Il testo stabilisce che una persona transessuale possa cambiare nome e sesso nel Registro civile con una mera dichiarazione, e senza una diagnosi di salute mentale e un certificato che avalli un trattamento ormonale di almeno 2 anni, previsti dalla normativa vigente fin dal 2007. Inoltre riconosce anche ai minori fra i 12 e i 16 anni la possibilità di sollecitare un cambio di sesso con l’avallo di un genitore o di un tutore legale e, nel caso in cui questi fossero contrari, prevede che sia «nominato un difensore giudiziario». Con l’argomento della "insicurezza giuridica", la vicepremier socialista Carmen Calvo aveva frenato già ad aprile l’esame della legge da parte dell’esecutivo, e reclamato più "garanzie legali", come documenti o testimonianze di terzi, per accreditare la situazione stabile di transessualità.

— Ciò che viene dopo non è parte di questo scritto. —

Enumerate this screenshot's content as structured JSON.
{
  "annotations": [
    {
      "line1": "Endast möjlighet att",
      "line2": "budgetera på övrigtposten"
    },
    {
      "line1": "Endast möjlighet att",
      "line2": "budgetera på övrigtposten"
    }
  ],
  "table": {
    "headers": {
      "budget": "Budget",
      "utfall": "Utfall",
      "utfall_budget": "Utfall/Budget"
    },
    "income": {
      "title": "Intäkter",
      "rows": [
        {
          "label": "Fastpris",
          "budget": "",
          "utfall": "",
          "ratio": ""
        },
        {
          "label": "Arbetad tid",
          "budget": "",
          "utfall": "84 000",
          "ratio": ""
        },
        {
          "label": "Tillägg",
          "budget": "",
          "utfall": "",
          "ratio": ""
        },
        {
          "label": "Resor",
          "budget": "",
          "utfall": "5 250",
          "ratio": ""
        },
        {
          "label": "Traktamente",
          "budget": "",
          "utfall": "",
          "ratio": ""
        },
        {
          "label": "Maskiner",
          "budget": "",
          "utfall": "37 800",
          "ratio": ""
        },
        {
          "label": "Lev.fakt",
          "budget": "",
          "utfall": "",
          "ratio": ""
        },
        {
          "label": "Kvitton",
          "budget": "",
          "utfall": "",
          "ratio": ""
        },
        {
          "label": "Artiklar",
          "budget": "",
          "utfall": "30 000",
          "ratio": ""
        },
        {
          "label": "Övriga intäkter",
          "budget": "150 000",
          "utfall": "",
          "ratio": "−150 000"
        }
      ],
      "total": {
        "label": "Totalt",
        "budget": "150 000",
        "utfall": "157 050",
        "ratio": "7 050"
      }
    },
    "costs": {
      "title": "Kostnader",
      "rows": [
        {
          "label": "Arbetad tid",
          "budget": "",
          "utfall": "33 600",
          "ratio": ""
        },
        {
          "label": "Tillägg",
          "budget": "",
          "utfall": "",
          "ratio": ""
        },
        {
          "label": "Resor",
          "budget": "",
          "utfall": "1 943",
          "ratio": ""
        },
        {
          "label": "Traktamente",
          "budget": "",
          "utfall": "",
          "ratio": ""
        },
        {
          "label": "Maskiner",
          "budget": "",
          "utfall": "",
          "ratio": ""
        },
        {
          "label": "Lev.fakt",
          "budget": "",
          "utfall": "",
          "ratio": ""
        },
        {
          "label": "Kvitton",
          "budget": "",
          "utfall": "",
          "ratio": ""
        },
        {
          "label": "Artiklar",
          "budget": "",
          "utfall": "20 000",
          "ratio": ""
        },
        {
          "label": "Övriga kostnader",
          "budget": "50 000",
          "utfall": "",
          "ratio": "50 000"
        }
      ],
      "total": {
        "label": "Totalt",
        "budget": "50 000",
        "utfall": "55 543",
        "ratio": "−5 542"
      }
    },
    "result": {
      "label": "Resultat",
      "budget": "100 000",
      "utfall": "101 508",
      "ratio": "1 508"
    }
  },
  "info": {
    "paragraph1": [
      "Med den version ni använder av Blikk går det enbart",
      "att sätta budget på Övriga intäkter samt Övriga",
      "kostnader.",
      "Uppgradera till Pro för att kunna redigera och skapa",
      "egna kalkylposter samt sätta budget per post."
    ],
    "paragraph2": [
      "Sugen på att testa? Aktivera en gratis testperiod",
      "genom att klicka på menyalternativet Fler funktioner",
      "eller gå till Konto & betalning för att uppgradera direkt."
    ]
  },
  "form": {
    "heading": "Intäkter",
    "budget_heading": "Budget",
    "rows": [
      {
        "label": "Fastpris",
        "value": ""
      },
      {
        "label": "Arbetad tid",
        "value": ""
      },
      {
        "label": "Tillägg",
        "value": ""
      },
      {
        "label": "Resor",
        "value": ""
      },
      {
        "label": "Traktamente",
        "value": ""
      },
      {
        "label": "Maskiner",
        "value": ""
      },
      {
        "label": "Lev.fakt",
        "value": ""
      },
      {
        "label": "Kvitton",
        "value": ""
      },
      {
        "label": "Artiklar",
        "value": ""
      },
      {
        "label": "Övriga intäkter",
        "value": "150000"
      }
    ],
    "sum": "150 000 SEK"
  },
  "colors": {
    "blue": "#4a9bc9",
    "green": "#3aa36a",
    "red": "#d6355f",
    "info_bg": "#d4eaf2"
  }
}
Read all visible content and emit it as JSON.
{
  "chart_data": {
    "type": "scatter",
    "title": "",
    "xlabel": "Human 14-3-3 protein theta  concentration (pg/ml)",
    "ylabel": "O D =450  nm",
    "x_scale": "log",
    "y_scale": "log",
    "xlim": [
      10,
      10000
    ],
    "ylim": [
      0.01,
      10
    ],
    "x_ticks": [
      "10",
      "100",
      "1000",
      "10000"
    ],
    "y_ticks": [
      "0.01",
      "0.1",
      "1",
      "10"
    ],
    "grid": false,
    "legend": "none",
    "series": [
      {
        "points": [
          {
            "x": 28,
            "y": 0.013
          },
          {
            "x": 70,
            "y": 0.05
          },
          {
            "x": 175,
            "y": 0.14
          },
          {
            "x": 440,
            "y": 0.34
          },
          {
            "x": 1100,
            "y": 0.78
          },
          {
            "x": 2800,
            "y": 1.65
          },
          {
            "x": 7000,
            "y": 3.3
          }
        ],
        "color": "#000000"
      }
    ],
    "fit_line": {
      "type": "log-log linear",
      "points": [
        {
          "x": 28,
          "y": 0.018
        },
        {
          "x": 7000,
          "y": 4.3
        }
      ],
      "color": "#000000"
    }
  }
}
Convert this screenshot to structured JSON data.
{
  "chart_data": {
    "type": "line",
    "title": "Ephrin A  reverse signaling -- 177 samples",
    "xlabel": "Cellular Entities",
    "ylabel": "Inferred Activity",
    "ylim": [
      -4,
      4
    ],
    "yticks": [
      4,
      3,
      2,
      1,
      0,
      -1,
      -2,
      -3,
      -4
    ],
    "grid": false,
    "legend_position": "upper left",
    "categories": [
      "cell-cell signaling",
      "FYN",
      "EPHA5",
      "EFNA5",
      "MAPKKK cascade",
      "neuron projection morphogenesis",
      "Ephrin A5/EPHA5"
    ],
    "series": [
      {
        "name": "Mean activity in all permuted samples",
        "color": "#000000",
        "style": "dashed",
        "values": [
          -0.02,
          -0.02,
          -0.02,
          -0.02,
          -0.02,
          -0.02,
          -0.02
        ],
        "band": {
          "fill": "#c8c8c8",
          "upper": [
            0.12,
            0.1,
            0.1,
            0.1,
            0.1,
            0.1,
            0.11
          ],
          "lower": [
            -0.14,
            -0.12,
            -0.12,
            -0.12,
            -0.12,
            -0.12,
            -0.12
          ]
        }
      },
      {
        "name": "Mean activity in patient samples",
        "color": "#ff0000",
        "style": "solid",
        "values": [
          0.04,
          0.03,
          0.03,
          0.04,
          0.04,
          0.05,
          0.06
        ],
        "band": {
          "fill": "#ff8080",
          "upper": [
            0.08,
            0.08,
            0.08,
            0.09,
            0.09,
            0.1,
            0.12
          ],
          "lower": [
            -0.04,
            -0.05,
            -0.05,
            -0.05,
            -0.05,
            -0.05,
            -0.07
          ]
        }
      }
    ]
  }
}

Lo stesso argomento è stato sostenuto nel suo intervento in aula dalla deputata Susana Ros, che ha giustificato l’astensione del Psoe per i contenuti «di dubbia costituzionalità» e «le insanabili carenze» relative alla sicurezza giuridica. La stessa spiegazione del "no" sostenuta dalla deputata del Pp Margarita Prohens. Sul fronte opposto, la ministra dell’Uguaglianza Montero ha sostenuto una difesa serrata del progetto "fotocopia" di quello del suo dicastero. «Avrebbe dovuto arrivare alla discussione in questa Camera, portato dal governo, ma non ci sono riuscita», ha detto. E ha ricordato che si tratta dello stesso testo che nel 2019 ottenne «l’appoggio unanime» di tutti i gruppi, compresi gli attuali "soci" di governo, ma non ultimò l’iter per la fine anticipata della legislatura.